1) All the test-times are taken after doing two 'primer runs' of the same command, to ensure disk caches are primed and that I'm benchmarking the impact of my change with less impact from external variables.

2) The with-Spork times do not include the overhead of Spork itself, of course.

3) I include both the with/without Spork times because I find myself often editing code that does not get reloaded under Spork -- things like code in the lib/ directory, require'd via initializers. In that scenario, it's not worth it to start Spork, wait for it to come up, then switch tabs and run "rspec spec", it's net better to just do "rspec spec" without Spork running at all.

So of course one has to project this out to one's workflow:

When Spork is appropriate: S + N * I
(S = Spork startup time, N = number of iterations/code-changes to test, I = incremental time to run a test, I.E. "time rspec spec" when Spork is running.)

When Spork is not appropriate: N * C
(N = as above, C = total time to run a test, I.E. "time rspec spec" when Spork is NOT running.)

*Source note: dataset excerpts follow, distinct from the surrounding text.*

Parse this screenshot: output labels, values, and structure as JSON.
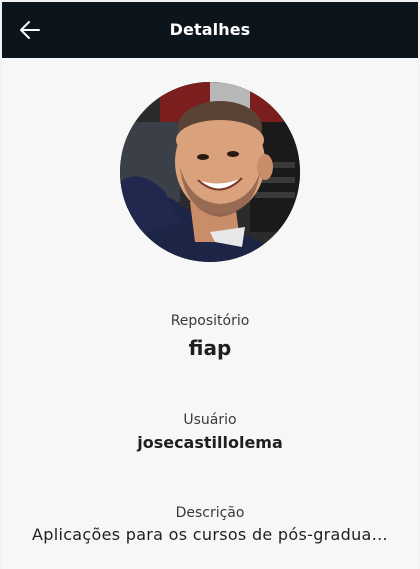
{
  "appbar": {
    "title": "Detalhes",
    "back_icon": "arrow-left-icon"
  },
  "profile": {
    "avatar_icon": "user-avatar-photo"
  },
  "fields": {
    "repository": {
      "label": "Repositório",
      "value": "fiap"
    },
    "user": {
      "label": "Usuário",
      "value": "josecastillolema"
    },
    "description": {
      "label": "Descrição",
      "value": "Aplicações para os cursos de pós-graduação"
    }
  },
  "colors": {
    "appbar_bg": "#0c141c",
    "page_bg": "#f7f7f7",
    "title_text": "#ffffff",
    "body_text": "#1f1f1f"
  }
}
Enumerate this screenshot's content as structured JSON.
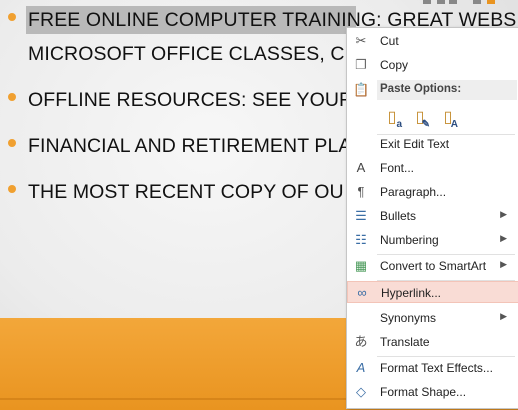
{
  "slide": {
    "bullets": [
      {
        "text": "FREE ONLINE COMPUTER TRAINING: GREAT WEBSI"
      },
      {
        "text": "MICROSOFT OFFICE CLASSES,  C"
      },
      {
        "text": "OFFLINE RESOURCES: SEE YOUR"
      },
      {
        "text": "FINANCIAL AND RETIREMENT PLA"
      },
      {
        "text": "THE MOST RECENT COPY OF OU"
      }
    ],
    "accent_color": "#f0a030"
  },
  "context_menu": {
    "cut": "Cut",
    "copy": "Copy",
    "paste_options_header": "Paste Options:",
    "paste_options": [
      {
        "icon": "paste-keep-source-icon",
        "sub": "a"
      },
      {
        "icon": "paste-merge-format-icon",
        "sub": "✎"
      },
      {
        "icon": "paste-text-only-icon",
        "sub": "A"
      }
    ],
    "exit_edit_text": "Exit Edit Text",
    "font": "Font...",
    "paragraph": "Paragraph...",
    "bullets": "Bullets",
    "numbering": "Numbering",
    "convert_smartart": "Convert to SmartArt",
    "hyperlink": "Hyperlink...",
    "synonyms": "Synonyms",
    "translate": "Translate",
    "format_text_effects": "Format Text Effects...",
    "format_shape": "Format Shape...",
    "highlight_color": "#f9dcd5"
  }
}
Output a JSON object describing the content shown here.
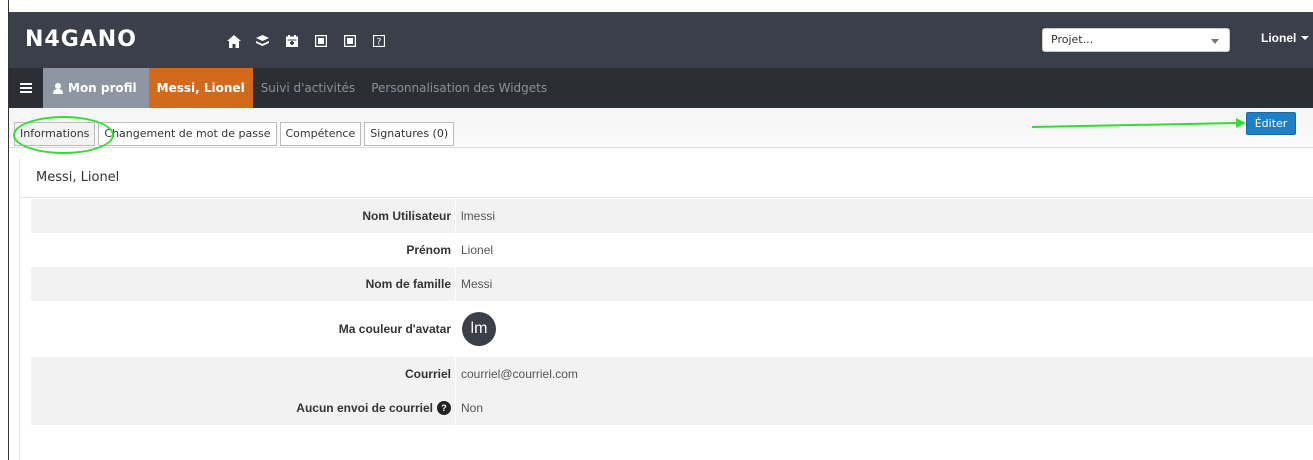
{
  "app": {
    "logo": "N4GANO",
    "nav_icons": [
      "home-icon",
      "layers-icon",
      "calendar-icon",
      "dollar-icon-1",
      "dollar-icon-2",
      "help-icon"
    ],
    "project_select": {
      "value": "Projet..."
    },
    "user_menu": "Lionel"
  },
  "subnav": {
    "items": [
      {
        "label": "Mon profil"
      },
      {
        "label": "Messi, Lionel"
      },
      {
        "label": "Suivi d'activités"
      },
      {
        "label": "Personnalisation des Widgets"
      }
    ]
  },
  "tabs": [
    {
      "label": "Informations"
    },
    {
      "label": "Changement de mot de passe"
    },
    {
      "label": "Compétence"
    },
    {
      "label": "Signatures (0)"
    }
  ],
  "toolbar": {
    "edit_label": "Éditer"
  },
  "panel": {
    "title": "Messi, Lionel",
    "rows": [
      {
        "label": "Nom Utilisateur",
        "value": "lmessi"
      },
      {
        "label": "Prénom",
        "value": "Lionel"
      },
      {
        "label": "Nom de famille",
        "value": "Messi"
      },
      {
        "label": "Ma couleur d'avatar",
        "value": "lm"
      },
      {
        "label": "Courriel",
        "value": "courriel@courriel.com"
      },
      {
        "label": "Aucun envoi de courriel",
        "value": "Non"
      }
    ]
  },
  "colors": {
    "topbar": "#3a3f49",
    "subbar": "#2b2e34",
    "active_tab": "#d36a1b",
    "profile_tab": "#8e96a4",
    "edit_button": "#1f7fc6",
    "annotation": "#33dd33"
  }
}
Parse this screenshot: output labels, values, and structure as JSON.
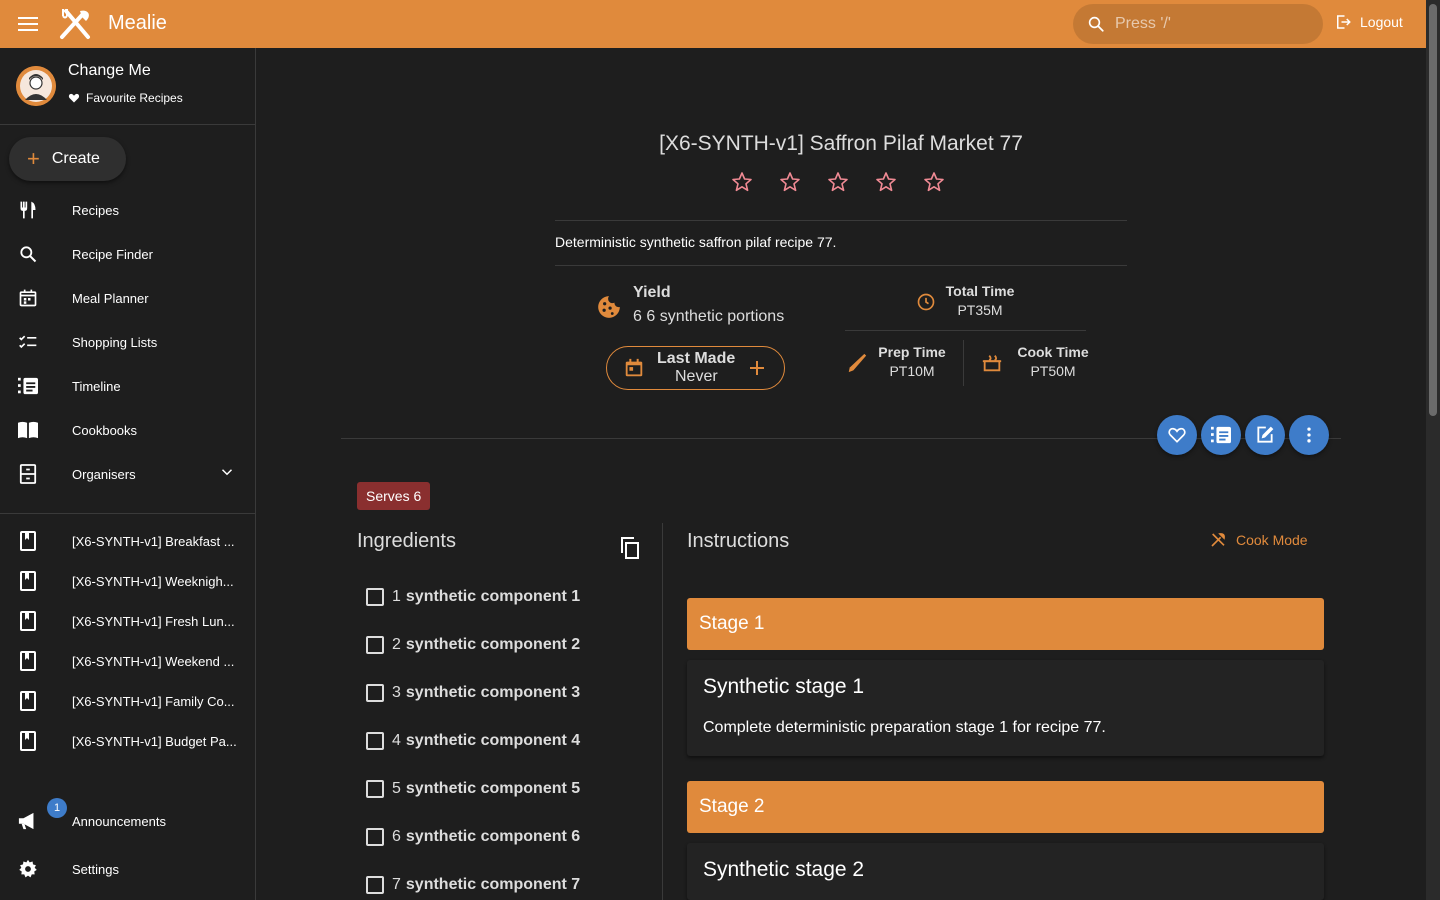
{
  "header": {
    "app_title": "Mealie",
    "search_placeholder": "Press '/'",
    "logout_label": "Logout",
    "accent_color": "#e08a3c"
  },
  "sidebar": {
    "user_name": "Change Me",
    "favourites_label": "Favourite Recipes",
    "create_label": "Create",
    "nav": [
      {
        "label": "Recipes",
        "icon": "fork-knife-icon"
      },
      {
        "label": "Recipe Finder",
        "icon": "search-icon"
      },
      {
        "label": "Meal Planner",
        "icon": "calendar-icon"
      },
      {
        "label": "Shopping Lists",
        "icon": "checklist-icon"
      },
      {
        "label": "Timeline",
        "icon": "timeline-icon"
      },
      {
        "label": "Cookbooks",
        "icon": "book-open-icon"
      },
      {
        "label": "Organisers",
        "icon": "organiser-icon"
      }
    ],
    "cookbooks": [
      "[X6-SYNTH-v1] Breakfast ...",
      "[X6-SYNTH-v1] Weeknigh...",
      "[X6-SYNTH-v1] Fresh Lun...",
      "[X6-SYNTH-v1] Weekend ...",
      "[X6-SYNTH-v1] Family Co...",
      "[X6-SYNTH-v1] Budget Pa..."
    ],
    "announcements_label": "Announcements",
    "announcements_count": "1",
    "settings_label": "Settings"
  },
  "recipe": {
    "title": "[X6-SYNTH-v1] Saffron Pilaf Market 77",
    "rating": 0,
    "rating_max": 5,
    "description": "Deterministic synthetic saffron pilaf recipe 77.",
    "yield_label": "Yield",
    "yield_value": "6 6 synthetic portions",
    "last_made_label": "Last Made",
    "last_made_value": "Never",
    "total_time_label": "Total Time",
    "total_time_value": "PT35M",
    "prep_time_label": "Prep Time",
    "prep_time_value": "PT10M",
    "cook_time_label": "Cook Time",
    "cook_time_value": "PT50M",
    "serves": "Serves 6"
  },
  "ingredients": {
    "title": "Ingredients",
    "items": [
      {
        "qty": "1",
        "name": "synthetic component 1"
      },
      {
        "qty": "2",
        "name": "synthetic component 2"
      },
      {
        "qty": "3",
        "name": "synthetic component 3"
      },
      {
        "qty": "4",
        "name": "synthetic component 4"
      },
      {
        "qty": "5",
        "name": "synthetic component 5"
      },
      {
        "qty": "6",
        "name": "synthetic component 6"
      },
      {
        "qty": "7",
        "name": "synthetic component 7"
      }
    ]
  },
  "instructions": {
    "title": "Instructions",
    "cook_mode_label": "Cook Mode",
    "stages": [
      {
        "header": "Stage 1",
        "title": "Synthetic stage 1",
        "text": "Complete deterministic preparation stage 1 for recipe 77."
      },
      {
        "header": "Stage 2",
        "title": "Synthetic stage 2",
        "text": ""
      }
    ]
  }
}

So you can see that these wind up looking as follows here:

First variant, with Spork: 5 + N * 17
First variant, without Spork: N * 22

Last variant, with Spork: 6 + N * 7
Last variant, without Spork: N * 13

So given a hypothetical situation where I change my code 30 times and want to run tests after each one, I can expect to sit and wait on my machine, slipping out of flow, for:

First variant, with Spork: 515 seconds
First variant, without Spork: 660 seconds

Last variant, with Spork: 216 seconds
Last variant, without Spork: 390 seconds

So for both workflows there's some pretty big wins here although how big is a function of how much you can use Spork.
Jon Frisby says:
August 3, 2011 at 11:23 pm
Gah. #2 should say "do not include the overhead of starting Spork itself".
Bogdan Gusiev says:
August 4, 2011 at 7:15 am
Rspec test suite performance should be split in two tasks.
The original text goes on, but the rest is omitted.